The Low Anthem: Smart Flesh

Videos by American Songwriter

The Low Anthem
Smart Flesh
(Nonesuch)
[Rating: 4 stars]

The Low Anthem’s Smart Flesh begins at the end of a journey. “On my way home,” sings Ben Knox Miller in the opening track, “Ghost Woman Blues”, before remarking something powerful but unintelligible. Lo-fi piano chords play on in the background, joined by the voice of Jocie Adams, the band’s multi-instrumentalist. Here, as with much of Smart Flesh, which was partly recorded in an abandoned pasta sauce factory, long notes tremble and words blend and slur. You can never be entirely sure what Miller’s mournful vocals are trying to say, his diction sacrificed for raw emotion.
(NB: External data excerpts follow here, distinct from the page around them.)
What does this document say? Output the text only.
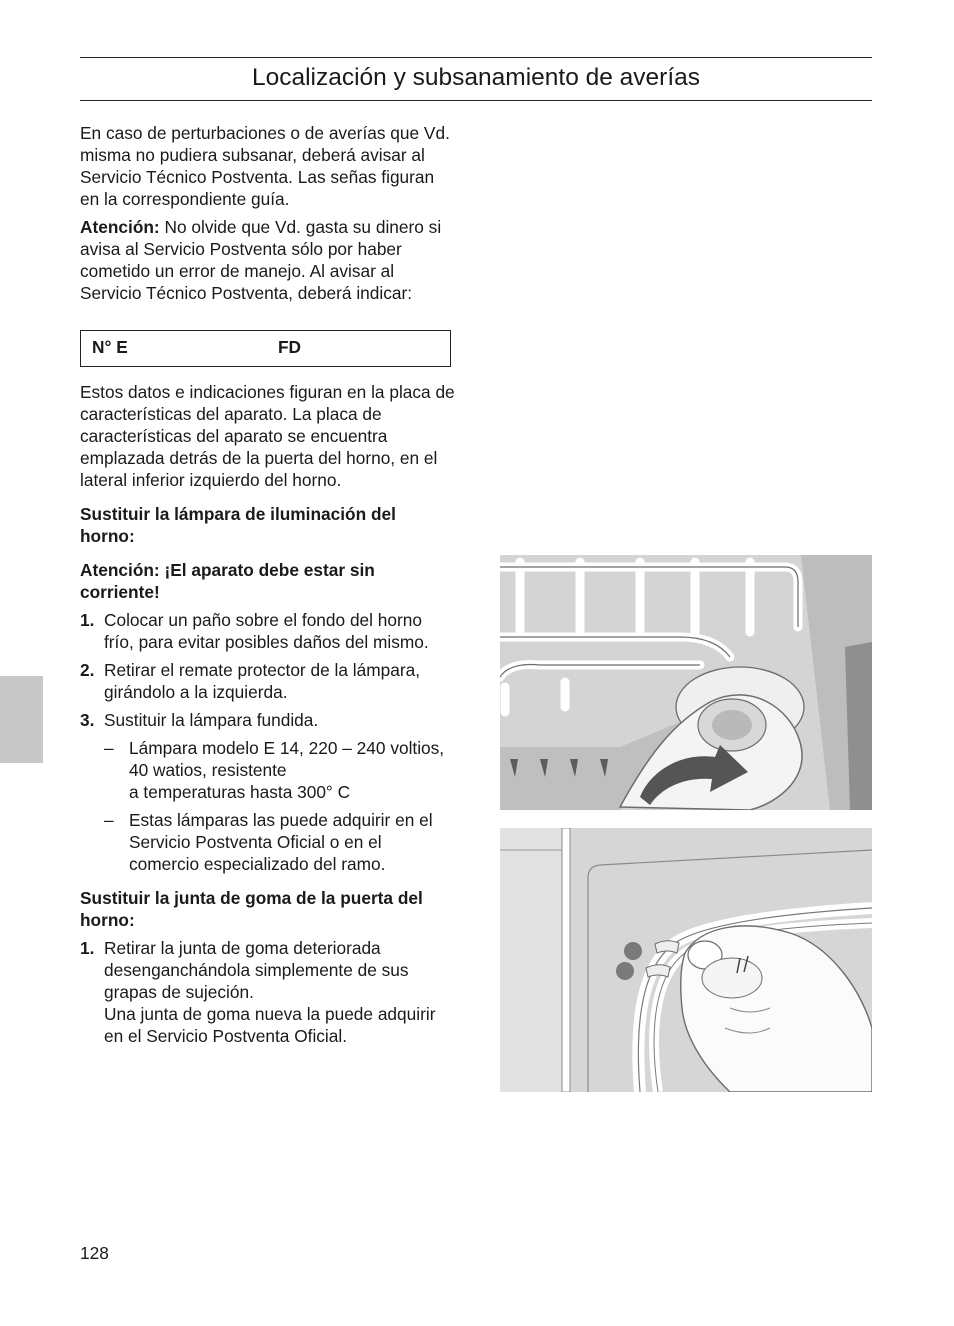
Localización y subsanamiento de averías

En caso de perturbaciones o de averías que Vd. misma no pudiera subsanar, deberá avisar al Servicio Técnico Postventa. Las señas figuran en la correspondiente guía.

Atención: No olvide que Vd. gasta su dinero si avisa al Servicio Postventa sólo por haber cometido un error de manejo. Al avisar al Servicio Técnico Postventa, deberá indicar:

N° E	FD

Estos datos e indicaciones figuran en la placa de características del aparato. La placa de características del aparato se encuentra emplazada detrás de la puerta del horno, en el lateral inferior izquierdo del horno.

Sustituir la lámpara de iluminación del horno:

Atención: ¡El aparato debe estar sin corriente!

1. Colocar un paño sobre el fondo del horno frío, para evitar posibles daños del mismo.
2. Retirar el remate protector de la lámpara, girándolo a la izquierda.
3. Sustituir la lámpara fundida.
– Lámpara modelo E 14, 220 – 240 voltios, 40 watios, resistente
a temperaturas hasta 300° C
– Estas lámparas las puede adquirir en el Servicio Postventa Oficial o en el comercio especializado del ramo.

Sustituir la junta de goma de la puerta del horno:

1. Retirar la junta de goma deteriorada desenganchándola simplemente de sus grapas de sujeción.
Una junta de goma nueva la puede adquirir en el Servicio Postventa Oficial.
128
The Low Anthem are desperately trying to say something, even if that message is not always crystal clear. Horns swell and drums pound on the most bombastic track on the album, “Boeing 737”, which could very well be about the tragedy of 9/11—“I was in the air when the towers came down/In a bar on the 84th floor” as well as a figurative, or literal, high-wire act. Miller rips into those lyrics with a vicious intent, almost spitting them out, a startling change from most of Smart Flesh, where he delicately grieves on songs that lack percussion, causing even ones with romantic sentiment to come off as laments. “See me laying in the grass/Where my true love’s bound to pass/And I don’t have try/It’s a matter of time,” he sings on “Matter Of Time” as a organ hums underneath, a short harmonica solo later only emphasizing that this wait for love will go until death.
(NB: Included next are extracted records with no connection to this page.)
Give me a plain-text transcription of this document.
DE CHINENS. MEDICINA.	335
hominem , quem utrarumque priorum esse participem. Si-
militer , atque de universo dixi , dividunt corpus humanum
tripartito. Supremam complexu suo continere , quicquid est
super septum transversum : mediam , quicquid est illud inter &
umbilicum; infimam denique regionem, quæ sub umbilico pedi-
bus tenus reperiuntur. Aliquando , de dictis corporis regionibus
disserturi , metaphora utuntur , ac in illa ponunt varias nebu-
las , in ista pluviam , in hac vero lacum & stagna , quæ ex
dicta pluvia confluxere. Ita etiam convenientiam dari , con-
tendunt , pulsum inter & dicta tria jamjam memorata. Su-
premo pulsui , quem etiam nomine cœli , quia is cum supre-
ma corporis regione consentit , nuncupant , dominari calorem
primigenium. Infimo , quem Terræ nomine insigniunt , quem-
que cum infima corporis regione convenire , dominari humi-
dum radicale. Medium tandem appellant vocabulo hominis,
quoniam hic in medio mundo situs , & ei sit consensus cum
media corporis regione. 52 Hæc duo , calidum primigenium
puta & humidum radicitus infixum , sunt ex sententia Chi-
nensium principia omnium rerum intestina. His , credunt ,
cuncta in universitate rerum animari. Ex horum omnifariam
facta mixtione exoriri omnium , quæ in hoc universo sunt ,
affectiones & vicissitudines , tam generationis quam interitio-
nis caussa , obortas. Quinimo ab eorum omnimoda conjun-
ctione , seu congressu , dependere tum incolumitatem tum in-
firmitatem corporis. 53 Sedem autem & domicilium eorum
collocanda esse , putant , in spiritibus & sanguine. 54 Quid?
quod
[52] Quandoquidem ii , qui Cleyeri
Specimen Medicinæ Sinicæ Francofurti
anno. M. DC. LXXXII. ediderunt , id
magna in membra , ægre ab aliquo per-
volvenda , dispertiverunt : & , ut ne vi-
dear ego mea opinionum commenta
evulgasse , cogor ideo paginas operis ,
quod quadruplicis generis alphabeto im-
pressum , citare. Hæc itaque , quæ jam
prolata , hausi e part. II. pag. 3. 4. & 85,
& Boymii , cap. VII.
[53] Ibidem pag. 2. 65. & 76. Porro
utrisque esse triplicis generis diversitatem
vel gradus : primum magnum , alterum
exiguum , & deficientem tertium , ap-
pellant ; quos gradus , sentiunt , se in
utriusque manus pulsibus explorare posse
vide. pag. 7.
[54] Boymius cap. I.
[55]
The joyful, tongue-in-cheek “Hey, All You Hippies!” with its mentions of Ronald Reagan, the Hollywood Hills, and a reconnaissance truck, is a reprieve from the grief, and a musical palate cleanser. Cymbals crash and it is a welcome cacophony after all of the quiet that precedes it. But it is in that quiet where The Low Anthem seems the most comfortable. The very next track, “I’ll Take Out Your Ashes” is the simplest, and most powerful, on the album with its bare banjo accompaniment. “I’ve got plans and dreams/And all kinds of schemes,” sings Miller. “But now I’m beyond all repair/For time just ain’t no healer/If your ashes are sitting there.” Underneath the banjo, barely audible, is a loop of white noise and an old radio broadcast. Voices play on low and indistinguishable, adding something essential, even if you’re not sure exactly what it is. How fitting.